0.08 - Sore yang Menyesakkan

14.3K 1.4K 17
                                    

"Ini kuncinya. Gue udah bilang ke Adel buat siaran nanti malem bareng lo."

Pemuda di depan Kara mengangguk paham.

"Oke. Gue duluan, ya," pamit Kara, tersenyum singkat.

Pemuda itu menahan Kara yang hendak melangkah. "Gue anterin pulang mau?" tanya si pemuda.

Kara diam sambil berpikir. Lumayan sih kalau ada yang mengantar. Gratis, tidak keluar ongkos.

"Enggak usah, makasih," ucap Kara menolak.

Pemuda tadi tersenyum dan mengangguk tak memaksa.

Kara mulai melangkahkan kaki sembari celingukan. Ia menunduk, melihat jam di tangannya.

16:49 WIB.

Ternyata sudah sore.

Kara terus berjalan dengan mata fokus pada handphone. Terlalu serius memesan ojek online, gadis itu tanpa sengaja menabrak tubuh seseorang.

Tidak, itu bukan tubuh, melainkan hanya tangan. Kara mendongak, memandang Ega yang kini tengah menahan kepalanya dengan tangan pemuda itu, agar Kara tak kebablasan menabrak tubuh Ega.

"Lo bisa minggir dan berhenti baru main hape, itu lebih aman." Ega menurunkan tangannya.

Kara mengerjapkan mata. Dengan segera ia memasukkan handphone ke saku. Gadis itu menyengir.

"Bang Ega ngapain di sini?" Kara berusaha santai dan tak terlihat canggung.

"Jemput Anin," jawab Ega singkat.

Kara mengerutkan kening. "Anin kan udah pulang," ucapnya.

"Hn?" Ega melebarkan mata agak sipitnya.

Gadis itu mengangguk-angguk, "Anin udah pulang dari tadi, naik bus bareng Puti."

Ega berdecak. "Kalau gitu ngapain nyuruh gue jemput?" gerutu Ega tanpa sadar.

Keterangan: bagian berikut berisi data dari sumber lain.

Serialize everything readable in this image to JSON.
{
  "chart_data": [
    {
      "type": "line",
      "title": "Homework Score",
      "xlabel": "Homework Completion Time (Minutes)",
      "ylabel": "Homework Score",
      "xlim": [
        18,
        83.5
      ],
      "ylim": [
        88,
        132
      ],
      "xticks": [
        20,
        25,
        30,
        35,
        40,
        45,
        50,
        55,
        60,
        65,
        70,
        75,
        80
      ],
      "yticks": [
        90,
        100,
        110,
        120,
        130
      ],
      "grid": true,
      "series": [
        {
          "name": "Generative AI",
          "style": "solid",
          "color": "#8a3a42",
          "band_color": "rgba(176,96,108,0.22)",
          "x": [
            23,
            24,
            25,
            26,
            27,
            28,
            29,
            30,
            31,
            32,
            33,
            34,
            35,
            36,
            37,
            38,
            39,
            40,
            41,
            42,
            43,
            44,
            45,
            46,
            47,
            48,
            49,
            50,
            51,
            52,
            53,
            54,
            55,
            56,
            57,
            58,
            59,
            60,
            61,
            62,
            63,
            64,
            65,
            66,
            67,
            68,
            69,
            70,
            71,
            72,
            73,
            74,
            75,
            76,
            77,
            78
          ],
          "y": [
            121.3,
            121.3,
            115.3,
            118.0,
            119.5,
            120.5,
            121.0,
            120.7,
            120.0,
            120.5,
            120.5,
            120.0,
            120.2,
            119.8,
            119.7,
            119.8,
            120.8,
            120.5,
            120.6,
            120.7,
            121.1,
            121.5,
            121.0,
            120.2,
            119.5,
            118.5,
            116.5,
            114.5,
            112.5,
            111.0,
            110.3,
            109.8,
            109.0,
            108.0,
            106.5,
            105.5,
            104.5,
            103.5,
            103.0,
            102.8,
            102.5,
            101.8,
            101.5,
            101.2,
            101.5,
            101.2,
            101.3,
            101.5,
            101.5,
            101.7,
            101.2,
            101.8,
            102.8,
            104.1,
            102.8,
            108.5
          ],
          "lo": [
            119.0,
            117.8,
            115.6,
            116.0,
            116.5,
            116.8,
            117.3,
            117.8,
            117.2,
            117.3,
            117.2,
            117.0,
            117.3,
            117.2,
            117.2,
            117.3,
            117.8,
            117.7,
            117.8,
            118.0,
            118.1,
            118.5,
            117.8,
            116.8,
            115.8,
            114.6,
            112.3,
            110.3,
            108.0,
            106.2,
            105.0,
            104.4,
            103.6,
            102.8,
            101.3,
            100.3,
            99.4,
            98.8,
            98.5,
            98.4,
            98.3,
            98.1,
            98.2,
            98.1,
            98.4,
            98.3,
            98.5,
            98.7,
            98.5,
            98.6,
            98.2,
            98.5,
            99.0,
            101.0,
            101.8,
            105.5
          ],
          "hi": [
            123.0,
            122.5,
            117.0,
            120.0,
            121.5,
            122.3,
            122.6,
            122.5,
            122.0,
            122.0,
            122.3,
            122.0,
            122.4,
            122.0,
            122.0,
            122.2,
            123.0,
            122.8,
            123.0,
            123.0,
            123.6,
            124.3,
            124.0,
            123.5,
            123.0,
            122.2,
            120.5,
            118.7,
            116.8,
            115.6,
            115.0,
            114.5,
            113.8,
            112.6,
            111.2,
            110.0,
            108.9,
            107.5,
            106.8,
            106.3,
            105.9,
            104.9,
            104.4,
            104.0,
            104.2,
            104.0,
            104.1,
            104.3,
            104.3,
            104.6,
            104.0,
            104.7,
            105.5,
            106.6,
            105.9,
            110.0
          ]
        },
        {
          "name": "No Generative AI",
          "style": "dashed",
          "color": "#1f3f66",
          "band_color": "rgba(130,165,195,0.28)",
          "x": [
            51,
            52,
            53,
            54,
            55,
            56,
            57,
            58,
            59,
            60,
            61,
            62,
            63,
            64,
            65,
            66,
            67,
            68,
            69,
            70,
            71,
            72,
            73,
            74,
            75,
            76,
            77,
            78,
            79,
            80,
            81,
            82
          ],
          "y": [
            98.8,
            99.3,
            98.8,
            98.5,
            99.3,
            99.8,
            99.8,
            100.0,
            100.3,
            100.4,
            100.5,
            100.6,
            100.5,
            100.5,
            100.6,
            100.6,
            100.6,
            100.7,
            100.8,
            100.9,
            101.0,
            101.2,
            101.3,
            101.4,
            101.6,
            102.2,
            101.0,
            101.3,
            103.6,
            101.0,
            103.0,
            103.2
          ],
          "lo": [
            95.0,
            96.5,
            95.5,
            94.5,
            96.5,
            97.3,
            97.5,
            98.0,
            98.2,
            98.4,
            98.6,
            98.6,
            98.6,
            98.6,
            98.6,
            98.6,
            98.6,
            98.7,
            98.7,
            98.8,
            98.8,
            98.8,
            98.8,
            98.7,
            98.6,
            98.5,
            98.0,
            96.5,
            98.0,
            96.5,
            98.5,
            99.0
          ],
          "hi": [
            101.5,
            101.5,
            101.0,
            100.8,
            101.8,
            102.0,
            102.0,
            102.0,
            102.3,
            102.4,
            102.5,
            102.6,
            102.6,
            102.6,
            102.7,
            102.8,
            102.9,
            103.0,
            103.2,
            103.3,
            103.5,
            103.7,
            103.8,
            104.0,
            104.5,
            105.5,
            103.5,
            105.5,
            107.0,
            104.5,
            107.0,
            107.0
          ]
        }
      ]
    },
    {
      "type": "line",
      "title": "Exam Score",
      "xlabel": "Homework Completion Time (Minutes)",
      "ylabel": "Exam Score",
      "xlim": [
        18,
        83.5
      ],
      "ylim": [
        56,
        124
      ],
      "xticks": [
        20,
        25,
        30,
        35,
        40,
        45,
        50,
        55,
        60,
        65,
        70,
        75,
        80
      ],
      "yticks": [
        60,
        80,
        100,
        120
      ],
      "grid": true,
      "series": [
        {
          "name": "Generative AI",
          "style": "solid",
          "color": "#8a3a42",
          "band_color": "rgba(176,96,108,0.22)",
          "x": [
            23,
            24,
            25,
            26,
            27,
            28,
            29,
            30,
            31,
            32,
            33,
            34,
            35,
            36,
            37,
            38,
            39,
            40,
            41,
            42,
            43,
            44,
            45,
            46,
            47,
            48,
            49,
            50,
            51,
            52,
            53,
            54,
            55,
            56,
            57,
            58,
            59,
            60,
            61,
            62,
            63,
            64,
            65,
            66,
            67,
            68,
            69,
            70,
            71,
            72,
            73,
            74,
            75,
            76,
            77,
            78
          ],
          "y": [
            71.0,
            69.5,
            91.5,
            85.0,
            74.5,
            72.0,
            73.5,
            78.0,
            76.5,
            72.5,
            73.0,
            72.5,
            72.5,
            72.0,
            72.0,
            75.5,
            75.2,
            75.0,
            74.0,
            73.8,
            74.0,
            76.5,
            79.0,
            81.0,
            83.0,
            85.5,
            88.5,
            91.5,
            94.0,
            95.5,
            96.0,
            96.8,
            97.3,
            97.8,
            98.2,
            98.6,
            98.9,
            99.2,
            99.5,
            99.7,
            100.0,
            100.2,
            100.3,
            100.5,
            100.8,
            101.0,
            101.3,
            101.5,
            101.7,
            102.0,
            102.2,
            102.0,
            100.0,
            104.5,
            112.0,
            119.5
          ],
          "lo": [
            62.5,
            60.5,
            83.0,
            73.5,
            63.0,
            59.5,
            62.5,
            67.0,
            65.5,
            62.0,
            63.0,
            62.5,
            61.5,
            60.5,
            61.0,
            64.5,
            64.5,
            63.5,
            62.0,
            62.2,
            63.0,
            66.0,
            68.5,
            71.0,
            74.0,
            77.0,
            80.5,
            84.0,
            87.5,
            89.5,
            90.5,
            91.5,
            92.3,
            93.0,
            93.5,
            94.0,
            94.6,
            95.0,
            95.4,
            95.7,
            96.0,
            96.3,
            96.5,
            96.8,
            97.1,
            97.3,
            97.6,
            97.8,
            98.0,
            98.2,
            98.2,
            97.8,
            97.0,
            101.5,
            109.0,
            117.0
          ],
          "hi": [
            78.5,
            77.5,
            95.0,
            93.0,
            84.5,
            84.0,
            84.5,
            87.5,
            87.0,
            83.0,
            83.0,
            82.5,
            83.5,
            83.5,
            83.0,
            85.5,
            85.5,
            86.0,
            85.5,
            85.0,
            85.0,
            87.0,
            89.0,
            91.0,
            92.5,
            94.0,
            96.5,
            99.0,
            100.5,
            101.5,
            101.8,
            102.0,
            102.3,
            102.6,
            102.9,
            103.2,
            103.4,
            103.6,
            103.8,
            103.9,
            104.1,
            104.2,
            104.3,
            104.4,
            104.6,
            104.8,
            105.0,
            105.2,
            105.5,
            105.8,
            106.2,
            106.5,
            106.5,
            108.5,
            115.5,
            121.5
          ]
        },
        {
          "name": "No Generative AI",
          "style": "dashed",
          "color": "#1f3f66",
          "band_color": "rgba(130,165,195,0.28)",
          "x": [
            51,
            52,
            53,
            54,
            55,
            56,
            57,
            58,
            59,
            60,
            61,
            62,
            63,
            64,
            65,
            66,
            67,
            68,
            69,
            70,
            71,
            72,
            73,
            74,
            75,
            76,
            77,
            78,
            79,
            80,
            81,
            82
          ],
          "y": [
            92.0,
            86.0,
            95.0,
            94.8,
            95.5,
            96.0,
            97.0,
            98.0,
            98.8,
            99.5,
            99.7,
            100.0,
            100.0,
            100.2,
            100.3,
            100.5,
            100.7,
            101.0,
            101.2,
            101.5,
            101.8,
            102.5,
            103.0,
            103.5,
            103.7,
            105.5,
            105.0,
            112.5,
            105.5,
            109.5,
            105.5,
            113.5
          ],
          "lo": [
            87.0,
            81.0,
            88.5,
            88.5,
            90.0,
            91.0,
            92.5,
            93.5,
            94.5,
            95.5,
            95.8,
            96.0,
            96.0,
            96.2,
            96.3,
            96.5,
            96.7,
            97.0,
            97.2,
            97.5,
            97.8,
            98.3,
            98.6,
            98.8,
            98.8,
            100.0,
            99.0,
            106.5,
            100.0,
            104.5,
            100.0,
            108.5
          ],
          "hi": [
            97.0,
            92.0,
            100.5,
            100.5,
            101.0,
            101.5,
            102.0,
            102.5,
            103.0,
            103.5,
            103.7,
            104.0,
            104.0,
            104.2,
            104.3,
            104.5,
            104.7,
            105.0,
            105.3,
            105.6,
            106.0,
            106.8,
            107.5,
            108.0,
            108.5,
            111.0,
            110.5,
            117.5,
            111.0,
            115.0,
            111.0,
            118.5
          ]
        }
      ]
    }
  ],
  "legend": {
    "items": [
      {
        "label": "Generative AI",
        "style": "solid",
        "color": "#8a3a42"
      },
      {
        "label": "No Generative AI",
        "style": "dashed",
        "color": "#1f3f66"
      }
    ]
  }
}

Kara menahan senyum geli. Kara tahu tadi Anin memang meminta Ega menjemput. Tapi sudah dari jam 3 tadi, dan Ega tak langsung membalas. Anin tak mau menunggu lama dan memilih pulang naik bus.

Siapa yang salah di sini?

Ega kembali memandang Kara. "Ya udah, Ra. Gue pulang, ya."

Kara mengangkat alis. Ega tak mau mengantar Kara saja begitu? Ah, Kara lupa. Ega mana peka.

Tapi Kara mengangguk. "Iya, Bang. Hati-hati."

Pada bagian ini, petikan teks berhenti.